National Slowing Of Housing Market Forecasted Ahead

Veros Real Estate Solutions (Veros®) released its Q2 2025 VeroFORECAST. The forecast projects an average nationwide home price appreciation rate of 2.2% over the next 12 months.  

VeroFORECAST evaluates home prices in over three hundred of the nation’s largest housing markets, and Veros is committed to the data science of predicting home value based on rigorous analysis of the fundamentals and interrelationships of numerous economic, housing, and geographic variables pertaining to home value.

The U.S. housing market continues to face headwinds in mid-2025 as elevated mortgage rates, stubbornly high home prices, and rising economic uncertainty create a difficult environment for buyers and sellers alike. 

The housing market appears to have hit a pause button as affordability is forcing home buyers to step aside. Mortgage rates continue to hover above 6.6%, and while that’s lower than the peaks seen in late 2023, it remains well above the historically low rates that buyers had grown accustomed to in the past decade. Combined with still-high home prices in many markets, monthly payments for new buyers are pushing well beyond comfortable limits. The average monthly mortgage payment is up 35% compared to 2021 levels for the same home price, purely due to the jump in interest rates. This has significantly narrowed the pool of qualified buyers, especially first-time homeowners and those without substantial savings or equity from an existing property.

One of the few bright spots in the market is a gradual increase in housing inventory.

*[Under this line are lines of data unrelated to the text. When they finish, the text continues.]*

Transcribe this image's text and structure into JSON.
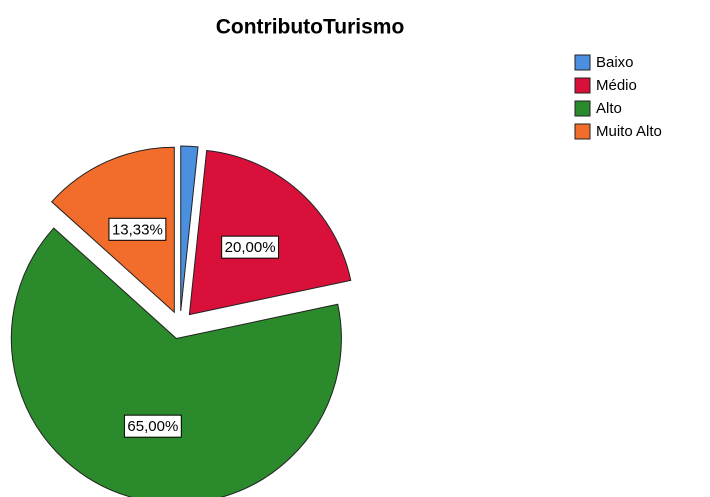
{
  "chart_data": {
    "type": "pie",
    "title": "ContributoTurismo",
    "categories": [
      "Baixo",
      "Médio",
      "Alto",
      "Muito Alto"
    ],
    "values": [
      1.67,
      20,
      65,
      13.33
    ],
    "value_labels": [
      null,
      "20,00%",
      "65,00%",
      "13,33%"
    ],
    "colors": [
      "#4a8fe0",
      "#d9103a",
      "#2b8a2b",
      "#f26c2c"
    ],
    "legend": "top-right"
  }
}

After years of historically low supply, new listings are starting to appear in greater numbers. In some markets—particularly in parts of Florida, Texas, and the Southwest—inventory has risen meaningfully due to a combination of new construction completions and slower sales activity. However, the rise in supply has not translated into price relief for buyers. Many sellers remain reluctant to lower asking prices, especially those who locked in mortgage rates below 4% during the pandemic and feel no urgency to move. This disconnect between what buyers can afford and what sellers expect continues to stall transactions, leaving the market in a frozen state.

Adding to these challenges is a broader sense of economic uncertainty driven by geopolitical tensions, market volatility, and unpredictability in policies. Further, while inflation has cooled from its 2022 highs, it remains above the Federal Reserve’s long-term target. Job growth has slowed, and the labor market is showing signs of weakening. As a result, many potential buyers are holding off on major financial decisions like home purchases, unsure of where the economy or their own finances are headed.

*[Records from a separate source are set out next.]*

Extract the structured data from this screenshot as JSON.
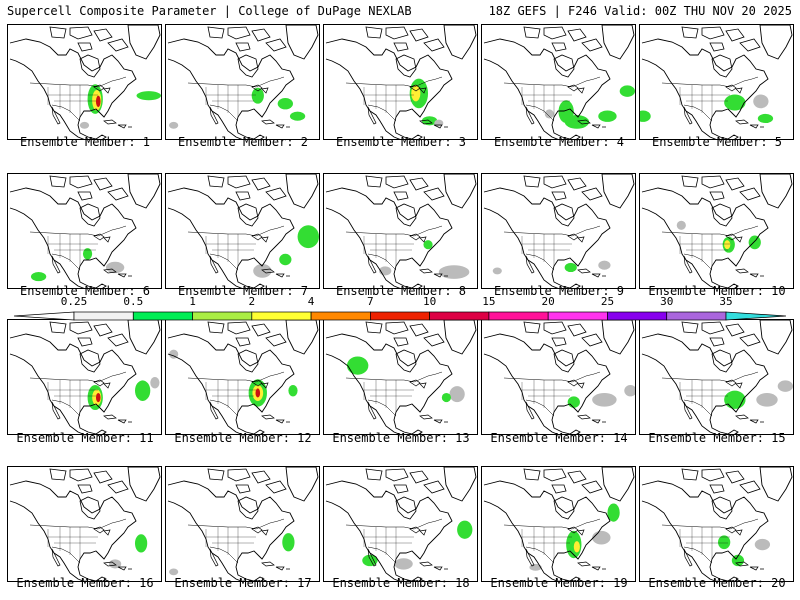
{
  "header": {
    "title": "Supercell Composite Parameter | College of DuPage NEXLAB",
    "run_info": "18Z GEFS | F246 Valid: 00Z THU NOV 20 2025"
  },
  "panel_label_prefix": "Ensemble Member: ",
  "members": [
    {
      "number": "1",
      "blobs": [
        [
          0.57,
          0.65,
          0.05,
          0.13,
          "#33dd33"
        ],
        [
          0.58,
          0.66,
          0.03,
          0.09,
          "#ffee33"
        ],
        [
          0.59,
          0.67,
          0.015,
          0.05,
          "#cc1111"
        ],
        [
          0.92,
          0.62,
          0.08,
          0.04,
          "#33dd33"
        ],
        [
          0.5,
          0.88,
          0.03,
          0.03,
          "#bbbbbb"
        ]
      ]
    },
    {
      "number": "2",
      "blobs": [
        [
          0.6,
          0.62,
          0.04,
          0.07,
          "#33dd33"
        ],
        [
          0.78,
          0.69,
          0.05,
          0.05,
          "#33dd33"
        ],
        [
          0.86,
          0.8,
          0.05,
          0.04,
          "#33dd33"
        ],
        [
          0.05,
          0.88,
          0.03,
          0.03,
          "#bbbbbb"
        ]
      ]
    },
    {
      "number": "3",
      "blobs": [
        [
          0.62,
          0.6,
          0.06,
          0.13,
          "#33dd33"
        ],
        [
          0.6,
          0.6,
          0.03,
          0.07,
          "#ffee33"
        ],
        [
          0.69,
          0.84,
          0.05,
          0.04,
          "#33dd33"
        ],
        [
          0.75,
          0.86,
          0.03,
          0.03,
          "#bbbbbb"
        ]
      ]
    },
    {
      "number": "4",
      "blobs": [
        [
          0.55,
          0.76,
          0.05,
          0.1,
          "#33dd33"
        ],
        [
          0.62,
          0.85,
          0.08,
          0.06,
          "#33dd33"
        ],
        [
          0.82,
          0.8,
          0.06,
          0.05,
          "#33dd33"
        ],
        [
          0.95,
          0.58,
          0.05,
          0.05,
          "#33dd33"
        ],
        [
          0.44,
          0.78,
          0.03,
          0.04,
          "#bbbbbb"
        ]
      ]
    },
    {
      "number": "5",
      "blobs": [
        [
          0.02,
          0.8,
          0.05,
          0.05,
          "#33dd33"
        ],
        [
          0.62,
          0.68,
          0.07,
          0.07,
          "#33dd33"
        ],
        [
          0.82,
          0.82,
          0.05,
          0.04,
          "#33dd33"
        ],
        [
          0.79,
          0.67,
          0.05,
          0.06,
          "#bbbbbb"
        ]
      ]
    },
    {
      "number": "6",
      "blobs": [
        [
          0.2,
          0.9,
          0.05,
          0.04,
          "#33dd33"
        ],
        [
          0.52,
          0.7,
          0.03,
          0.05,
          "#33dd33"
        ],
        [
          0.7,
          0.82,
          0.06,
          0.05,
          "#bbbbbb"
        ]
      ]
    },
    {
      "number": "7",
      "blobs": [
        [
          0.93,
          0.55,
          0.07,
          0.1,
          "#33dd33"
        ],
        [
          0.78,
          0.75,
          0.04,
          0.05,
          "#33dd33"
        ],
        [
          0.63,
          0.85,
          0.06,
          0.06,
          "#bbbbbb"
        ]
      ]
    },
    {
      "number": "8",
      "blobs": [
        [
          0.68,
          0.62,
          0.03,
          0.04,
          "#33dd33"
        ],
        [
          0.85,
          0.86,
          0.1,
          0.06,
          "#bbbbbb"
        ],
        [
          0.4,
          0.85,
          0.04,
          0.04,
          "#bbbbbb"
        ]
      ]
    },
    {
      "number": "9",
      "blobs": [
        [
          0.58,
          0.82,
          0.04,
          0.04,
          "#33dd33"
        ],
        [
          0.8,
          0.8,
          0.04,
          0.04,
          "#bbbbbb"
        ],
        [
          0.1,
          0.85,
          0.03,
          0.03,
          "#bbbbbb"
        ]
      ]
    },
    {
      "number": "10",
      "blobs": [
        [
          0.58,
          0.62,
          0.04,
          0.07,
          "#33dd33"
        ],
        [
          0.57,
          0.62,
          0.02,
          0.04,
          "#ffee33"
        ],
        [
          0.75,
          0.6,
          0.04,
          0.06,
          "#33dd33"
        ],
        [
          0.27,
          0.45,
          0.03,
          0.04,
          "#bbbbbb"
        ]
      ]
    },
    {
      "number": "11",
      "blobs": [
        [
          0.57,
          0.68,
          0.05,
          0.11,
          "#33dd33"
        ],
        [
          0.58,
          0.68,
          0.03,
          0.07,
          "#ffee33"
        ],
        [
          0.59,
          0.68,
          0.015,
          0.04,
          "#cc1111"
        ],
        [
          0.88,
          0.62,
          0.05,
          0.09,
          "#33dd33"
        ],
        [
          0.96,
          0.55,
          0.03,
          0.05,
          "#bbbbbb"
        ]
      ]
    },
    {
      "number": "12",
      "blobs": [
        [
          0.6,
          0.64,
          0.06,
          0.12,
          "#33dd33"
        ],
        [
          0.6,
          0.64,
          0.035,
          0.07,
          "#ffee33"
        ],
        [
          0.6,
          0.64,
          0.015,
          0.04,
          "#cc1111"
        ],
        [
          0.83,
          0.62,
          0.03,
          0.05,
          "#33dd33"
        ],
        [
          0.05,
          0.3,
          0.03,
          0.04,
          "#bbbbbb"
        ]
      ]
    },
    {
      "number": "13",
      "blobs": [
        [
          0.22,
          0.4,
          0.07,
          0.08,
          "#33dd33"
        ],
        [
          0.87,
          0.65,
          0.05,
          0.07,
          "#bbbbbb"
        ],
        [
          0.8,
          0.68,
          0.03,
          0.04,
          "#33dd33"
        ]
      ]
    },
    {
      "number": "14",
      "blobs": [
        [
          0.6,
          0.72,
          0.04,
          0.05,
          "#33dd33"
        ],
        [
          0.8,
          0.7,
          0.08,
          0.06,
          "#bbbbbb"
        ],
        [
          0.97,
          0.62,
          0.04,
          0.05,
          "#bbbbbb"
        ]
      ]
    },
    {
      "number": "15",
      "blobs": [
        [
          0.62,
          0.7,
          0.07,
          0.08,
          "#33dd33"
        ],
        [
          0.83,
          0.7,
          0.07,
          0.06,
          "#bbbbbb"
        ],
        [
          0.95,
          0.58,
          0.05,
          0.05,
          "#bbbbbb"
        ]
      ]
    },
    {
      "number": "16",
      "blobs": [
        [
          0.87,
          0.67,
          0.04,
          0.08,
          "#33dd33"
        ],
        [
          0.7,
          0.85,
          0.04,
          0.04,
          "#bbbbbb"
        ]
      ]
    },
    {
      "number": "17",
      "blobs": [
        [
          0.8,
          0.66,
          0.04,
          0.08,
          "#33dd33"
        ],
        [
          0.05,
          0.92,
          0.03,
          0.03,
          "#bbbbbb"
        ]
      ]
    },
    {
      "number": "18",
      "blobs": [
        [
          0.92,
          0.55,
          0.05,
          0.08,
          "#33dd33"
        ],
        [
          0.3,
          0.82,
          0.05,
          0.05,
          "#33dd33"
        ],
        [
          0.52,
          0.85,
          0.06,
          0.05,
          "#bbbbbb"
        ]
      ]
    },
    {
      "number": "19",
      "blobs": [
        [
          0.6,
          0.68,
          0.05,
          0.12,
          "#33dd33"
        ],
        [
          0.62,
          0.7,
          0.02,
          0.05,
          "#ffee33"
        ],
        [
          0.78,
          0.62,
          0.06,
          0.06,
          "#bbbbbb"
        ],
        [
          0.86,
          0.4,
          0.04,
          0.08,
          "#33dd33"
        ],
        [
          0.35,
          0.88,
          0.04,
          0.03,
          "#bbbbbb"
        ]
      ]
    },
    {
      "number": "20",
      "blobs": [
        [
          0.55,
          0.66,
          0.04,
          0.06,
          "#33dd33"
        ],
        [
          0.64,
          0.82,
          0.04,
          0.05,
          "#33dd33"
        ],
        [
          0.8,
          0.68,
          0.05,
          0.05,
          "#bbbbbb"
        ]
      ]
    }
  ],
  "colorbar": {
    "segments": [
      {
        "low": 0.25,
        "color": "#f2f2f2"
      },
      {
        "low": 0.5,
        "color": "#00ee55"
      },
      {
        "low": 1,
        "color": "#aaee44"
      },
      {
        "low": 2,
        "color": "#ffff33"
      },
      {
        "low": 4,
        "color": "#ff8800"
      },
      {
        "low": 7,
        "color": "#ee2200"
      },
      {
        "low": 10,
        "color": "#dd0044"
      },
      {
        "low": 15,
        "color": "#ff1199"
      },
      {
        "low": 20,
        "color": "#ff33ee"
      },
      {
        "low": 25,
        "color": "#8800ee"
      },
      {
        "low": 30,
        "color": "#aa66dd"
      },
      {
        "low": 35,
        "color": "#33dddd"
      }
    ],
    "tick_labels": [
      "0.25",
      "0.5",
      "1",
      "2",
      "4",
      "7",
      "10",
      "15",
      "20",
      "25",
      "30",
      "35"
    ]
  }
}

As we head into the second half of 2025, the housing market shows no signs of a quick rebound. Until mortgage rates decline meaningfully or incomes catch up with housing costs, affordability will remain a central issue. Buyers and sellers alike are proceeding cautiously, waiting for the next signal from the broader economy.

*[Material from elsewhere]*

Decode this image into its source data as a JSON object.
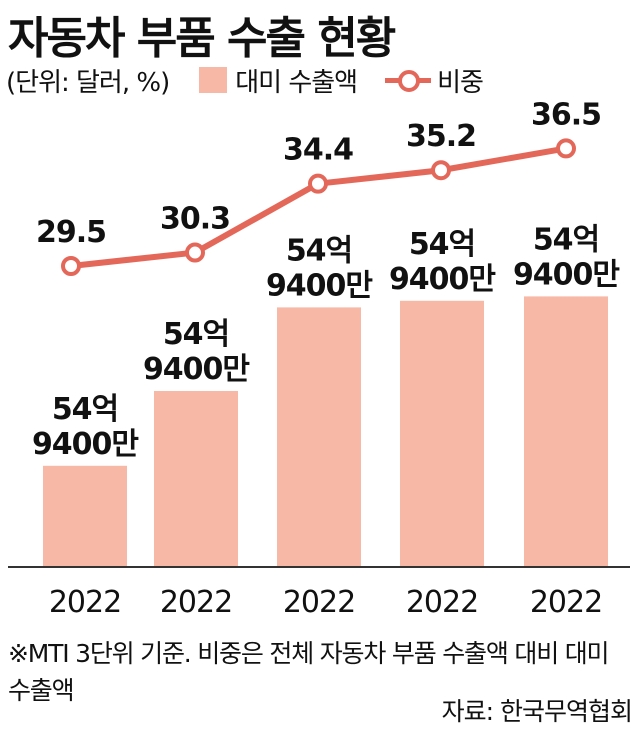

Despite the broader national trends, real estate remains highly regional. While some markets in the Northeast and Midwest remain competitive due to tighter inventory and relatively affordable pricing, others—particularly previously fast-growing Sunbelt metros—are seeing softer conditions with homes lingering longer on the market and price cuts becoming more common.

The top ten housing markets projected for the coming year include Rockford, Springfield, and Bloomington in Illinois; Reading and York in Pennsylvania; Rochester and Buffalo in New York; Hartford, Connecticut; and Topeka, Kansas. These smaller metros have emerged as top performing markets due to a combination of relative affordability and growing buyer interest from those priced out of larger, more expensive urban centers.

The ten weakest housing markets are in Florida and Texas, where rising inventory levels, softening demand, and affordability pressures are weighing heavily on market activity. In some of these metros, a surge in new construction has outpaced buyer demand, leading to longer time on market and increasing price cuts. Additionally, elevated insurance costs, especially in coastal areas, and persistently high mortgage rates have further strained affordability, discouraging both local and out-of-state buyers.